Saturday, 10 January 2009
The Mines, The Giant with Gold Teeth and Sucre
The working mine began life for gold and silver but nowadays the extraction of minerals is all that remains. It has one of the worst, if not the worst health and safety records in history, and since it opened, 200 years ago, over 8 million people have died. Extraction is by hand and usually father and son teams do the work. Once you start working in the mine you have a life expectancy of ten years due to the asbestos and harsh conditions. So, of course, we decided to go down it for a few hours. The mine sits above Potosi at around 4600 metres and the tunnels go deep into the mountain. It´s a surreal and unsettling experience meeting a 17 year old boy 200 metres below ground digging for his livelyhood. We helped him dig out a section and load it up for 20 minutes, which was exhausting at that altitude. As I climbed back out of the small tunnel section using a series of wooden ladders and rock climbing skills I was face to face with asbestos fibres covering the walls. Whilst your down there, the custom is to give the workers coca leaves, cigarrettes and dynamite in return for you being a idiotic backpacker getting in their way. Mining is still the main industry in Potosi and so it is set to continue for many more years to come. On my way out I met the 17 year old´s Dad who was returning to load up a truck with 1 and 1/2 tonnes of rubble, each truck may get him and his son 35-45 Bolivianos (3.50 - 4.50 pounds).
That afternoon the three of us were off to Sucre, the judicial capital of Bolivia, and the fastest way was by taxi. We thought nothing could be as uncomfortable as the bus the day before but we were mistaken as myself and H were joined in the back by a giant Bolivian man dressed from head to toe in denim. The drivers music was blarring out 80s classics remixed by a Bolivian pan pipe band as the giant turned to us and smiled displaying his full set of gold teeth.
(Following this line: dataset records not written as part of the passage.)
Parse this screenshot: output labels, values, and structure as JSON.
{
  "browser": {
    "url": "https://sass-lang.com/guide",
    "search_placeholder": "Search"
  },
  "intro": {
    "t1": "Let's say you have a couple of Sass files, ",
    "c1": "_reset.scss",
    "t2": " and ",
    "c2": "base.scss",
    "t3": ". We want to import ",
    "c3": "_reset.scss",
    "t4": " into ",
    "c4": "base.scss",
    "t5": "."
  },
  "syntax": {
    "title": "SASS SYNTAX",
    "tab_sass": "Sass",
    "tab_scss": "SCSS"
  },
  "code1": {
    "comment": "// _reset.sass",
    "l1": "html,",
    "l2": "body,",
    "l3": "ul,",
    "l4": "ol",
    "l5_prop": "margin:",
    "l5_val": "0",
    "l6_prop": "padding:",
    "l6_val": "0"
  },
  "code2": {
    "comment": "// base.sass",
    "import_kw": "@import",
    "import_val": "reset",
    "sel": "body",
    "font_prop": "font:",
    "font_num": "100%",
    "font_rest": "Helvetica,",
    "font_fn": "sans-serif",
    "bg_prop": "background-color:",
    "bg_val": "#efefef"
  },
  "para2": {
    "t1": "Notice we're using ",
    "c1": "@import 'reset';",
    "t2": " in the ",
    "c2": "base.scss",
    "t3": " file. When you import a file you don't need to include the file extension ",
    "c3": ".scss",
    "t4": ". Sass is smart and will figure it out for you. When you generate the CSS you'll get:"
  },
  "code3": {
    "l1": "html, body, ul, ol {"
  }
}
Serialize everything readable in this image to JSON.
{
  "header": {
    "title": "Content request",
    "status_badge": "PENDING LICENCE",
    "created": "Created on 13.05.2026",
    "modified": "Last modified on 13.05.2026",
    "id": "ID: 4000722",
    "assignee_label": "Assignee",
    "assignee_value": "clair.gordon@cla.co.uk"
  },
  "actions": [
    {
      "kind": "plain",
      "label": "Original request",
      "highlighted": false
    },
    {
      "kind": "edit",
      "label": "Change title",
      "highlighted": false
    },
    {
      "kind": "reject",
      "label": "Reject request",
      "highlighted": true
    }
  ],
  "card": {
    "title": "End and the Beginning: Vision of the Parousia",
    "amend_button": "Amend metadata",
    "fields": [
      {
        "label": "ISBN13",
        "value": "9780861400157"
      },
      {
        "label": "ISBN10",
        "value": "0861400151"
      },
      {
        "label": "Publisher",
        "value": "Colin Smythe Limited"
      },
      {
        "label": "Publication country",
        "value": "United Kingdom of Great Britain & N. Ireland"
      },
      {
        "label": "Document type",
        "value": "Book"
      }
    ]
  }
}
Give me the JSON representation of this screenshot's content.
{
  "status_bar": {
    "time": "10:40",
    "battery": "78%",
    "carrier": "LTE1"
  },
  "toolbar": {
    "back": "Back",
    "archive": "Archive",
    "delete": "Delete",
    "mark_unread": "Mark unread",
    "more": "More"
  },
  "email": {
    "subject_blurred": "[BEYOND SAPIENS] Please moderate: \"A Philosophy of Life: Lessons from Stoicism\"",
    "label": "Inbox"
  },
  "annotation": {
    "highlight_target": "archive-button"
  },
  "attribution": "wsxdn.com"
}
The journey was spent leaning into bends as our driver hurtled round corners beeping at people and livestock crossing the road that he was heading for. After 2 hours of this we arrived in Sucre and were pleasently suprised by its palm trees and colonial arcitecture - a far cry from Potosi.
Through default we found a great hostel called La Dolce Vita. It was modern and clean, and unlike a lot of Bolivia so far, did not smell of wee! The days passed too quickly in Sucre whilst we recharged our batteries in this beautiful city. It is time to move on and from Sucre we are heading to Lake Titicaca and the lakeside town of Copacabana.